The attempt to impose “maximum pressure” has repeatedly failed to achieve its stated political objectives, instead isolating the United States diplomatically and exposing the cruelty of its policy.
The latest act of maritime aggression will likely have the same result: increased global awareness of the lengths to which Washington is willing to go to maintain its dominance.
What is urgently required now is universal condemnation of this act of piracy and maritime terrorism. Silence is complicity. Governments, international organisations, legal scholars and civil society must speak out in defence of international law and regional peace.
The Caribbean Sea should not become a theatre of military intimidation, nor should economic sanctions be enforced at gunpoint. Upholding the Zone of Peace declaration is not merely a regional obligation; it is a contribution to global stability.
The strengthening of economic warfare against Cuba is not a sign of strength but of desperation. It reflects the inability of the United States to accept a multipolar world in which nations choose cooperation over subordination.

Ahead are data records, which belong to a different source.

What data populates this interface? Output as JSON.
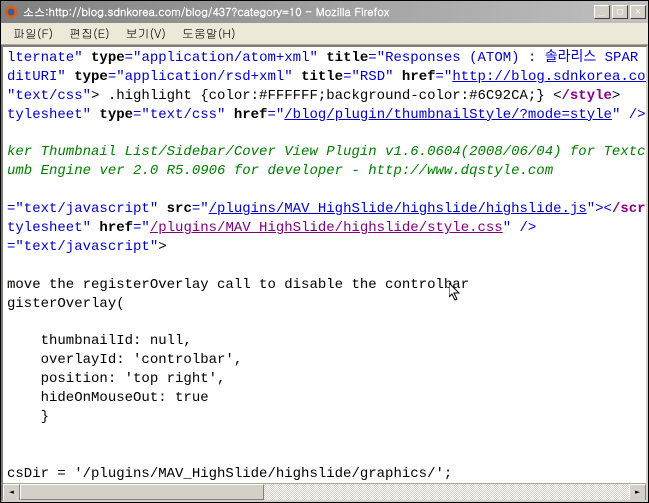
{
  "window": {
    "title": "소스:http://blog.sdnkorea.com/blog/437?category=10 - Mozilla Firefox"
  },
  "menu": {
    "file": "파일(F)",
    "edit": "편집(E)",
    "view": "보기(V)",
    "help": "도움말(H)"
  },
  "src": {
    "l1_a": "lternate\"",
    "l1_b": " type",
    "l1_c": "=\"application/atom+xml\"",
    "l1_d": " title",
    "l1_e": "=\"Responses (ATOM) : 솔라리스 SPAR",
    "l2_a": "ditURI\"",
    "l2_b": " type",
    "l2_c": "=\"application/rsd+xml\"",
    "l2_d": " title",
    "l2_e": "=\"RSD\"",
    "l2_f": " href",
    "l2_g": "=\"",
    "l2_h": "http://blog.sdnkorea.com",
    "l3_a": "\"text/css\"",
    "l3_b": "> .highlight {color:#FFFFFF;background-color:#6C92CA;} <",
    "l3_c": "/style",
    "l3_d": ">",
    "l4_a": "tylesheet\"",
    "l4_b": " type",
    "l4_c": "=\"text/css\"",
    "l4_d": " href",
    "l4_e": "=\"",
    "l4_f": "/blog/plugin/thumbnailStyle/?mode=style",
    "l4_g": "\" />",
    "l6": "ker Thumbnail List/Sidebar/Cover View Plugin v1.6.0604(2008/06/04) for Textcub",
    "l7": "umb Engine ver 2.0 R5.0906 for developer - http://www.dqstyle.com",
    "l9_a": "=\"text/javascript\"",
    "l9_b": " src",
    "l9_c": "=\"",
    "l9_d": "/plugins/MAV_HighSlide/highslide/highslide.js",
    "l9_e": "\"><",
    "l9_f": "/scri",
    "l10_a": "tylesheet\"",
    "l10_b": " href",
    "l10_c": "=\"",
    "l10_d": "/plugins/MAV_HighSlide/highslide/style.css",
    "l10_e": "\" />",
    "l11": "=\"text/javascript\"",
    "l11_b": ">",
    "l13": "move the registerOverlay call to disable the controlbar",
    "l14": "gisterOverlay(",
    "l16": "    thumbnailId: null,",
    "l17": "    overlayId: 'controlbar',",
    "l18": "    position: 'top right',",
    "l19": "    hideOnMouseOut: true",
    "l20": "    }",
    "l23": "csDir = '/plugins/MAV_HighSlide/highslide/graphics/';"
  }
}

By resorting to force and coercion, Washington undermines its own credibility and the very principles it claims to champion. The seizure of an oil tanker in international waters is a stark reminder that imperial habits die hard, but it is also a call to action for those who believe in sovereignty, peace and justice.
In defending Cuba’s right to trade freely and secure its energy needs, the international community is defending something larger: the principle that no nation, however powerful, has the right to impose its will through economic strangulation and military intimidation.
The Caribbean and Latin America have declared themselves a Zone of Peace. That declaration must be defended not in words alone, but through collective resistance to acts that threaten peace, law and human dignity.